BARDIN, LEOPOLD, propriétaire.
BELLEGUISE, JULES, serrurier.
DEBASSEUX, charron.

La commission n'avait point frappé Debasseux. C'est le préfet, qui l'a chassé du département, parce qu'il avait voté, pour le Corps législatif, contre le candidat bonapartiste.

LEUEILLET, menuisier..

VANHENDE, CHARLES, professeur.

Quelques citoyens, qui avaient mal accueilli l'orgie du 2 Décembre, ont été renvoyés devant la police correctionnelle.

L'avocat Lebeau, membre du Conseil Général, a été compris dans cette odieuse poursuite. C'était l'honneur même conduit par les gendarmes sur la sellette des délits.

V.

SEINE-INFÉRIEURE

Membres de la Commission.

LEROY, Ernest, préfet.

GUDIN, général de brigade.

DAVIEL, procureur-général..

Parmi ces trois noms, qui se sont prostitués au bonapartisme, il en est un qui efface l'infamie des deux autres. C'est celui du procureur Daviel.

Quelques jours avant le coup d'État, Daviel était à l'Assemblée nationale, où Louis Bonaparte l'avait jeté comme gardedes-sceaux. C'était le masque de la bêtise loué par le crime.

Heureux et fier de son rôle, le nouveau ministre affectait le plus grand respect pour la loi. Il s'inclinait devant l'autorité du Parlement. Ce qu'il réclamait pour le pouvoir exécutif, c'était l'exercice de sa prérogative, qui lui inspirait les plus tendres complaintes. Le langage était ridicule et bouffon; mais il semblait honnête, tellement honnête, que la petite escouade bonapartiste,

répandue dans l'Assemblée, en jetait les hauts cris. L'un des chefs de la bande, celui qui se nomme le prince Murat, poussait l'indignation jusqu'à lui montrer publiquement son poing, deux fois digne d'un héros d'Homère. Ce n'était pas l'orateur qu'il menaçait. Qu'avait-il à faire avec l'éloquence? II insultait le citoyen, l'ami de la loi, le ministre probe et loyal, qui rendait un hommage public et solennel à la souveraineté du peuple et à ses mandataires.

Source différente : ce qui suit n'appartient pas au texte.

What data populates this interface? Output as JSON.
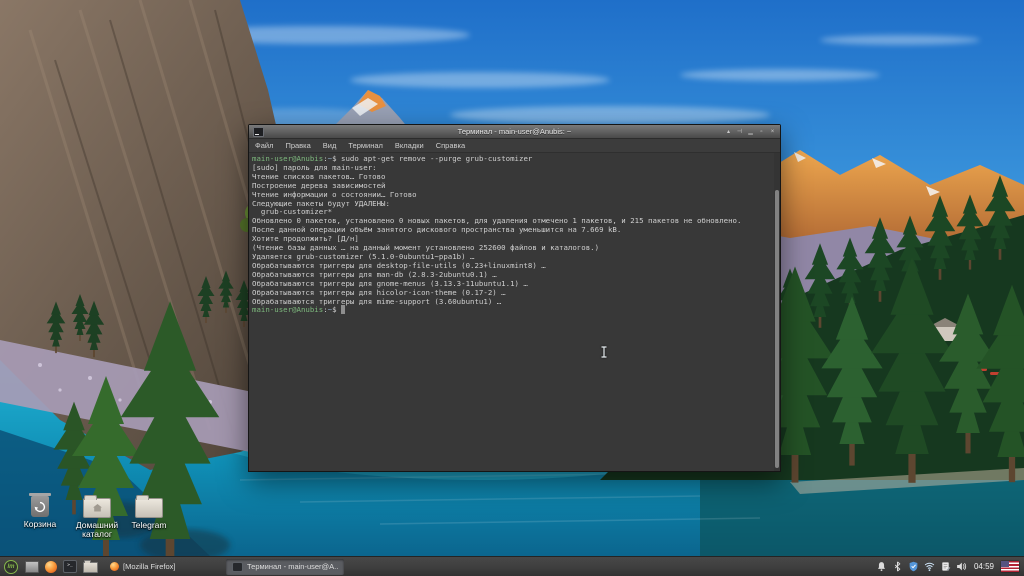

Le coup d'Etat s'exécute. Daviel assiste, comme un spectateur indifférent, à la ruine des lois dont la garde lui a été confiée; il assiste à la chute et à la dispersion de l'Assemblée nationale; il assiste à l'égorgement des citoyens.

Puis, il court reprendre à Rouen son siége de procureur-général, pour frapper et proscrire les républicains, qui ne s'inclinent pas de bonne grâce devant la dictature sanglante du 2 Décembre. Les meilleurs valets sont ceux qui changent de rôle selon les désirs du maître.

Daviel n'était guère connu, avant son ministère, que par un ouvrage sur les Cours d'eau. Il avait pris le côté champêtre et pastoral de la jurisprudence. C'est un bourreau, qui a passé par l'églogue. Seulement, il entend l'églogue à sa manière.

CONDAMNÉS

Au bannissement à temps ou à vie.

BACHELET, ancien avoué.

DE BOUTEVILLE, propriétaire.

CARON, peintre en bâtiments.

CHESNÉE, ancien commerçant.

DUBOC, marchand.

GAFFNEY, rédacteur en chef du Journal du Havre.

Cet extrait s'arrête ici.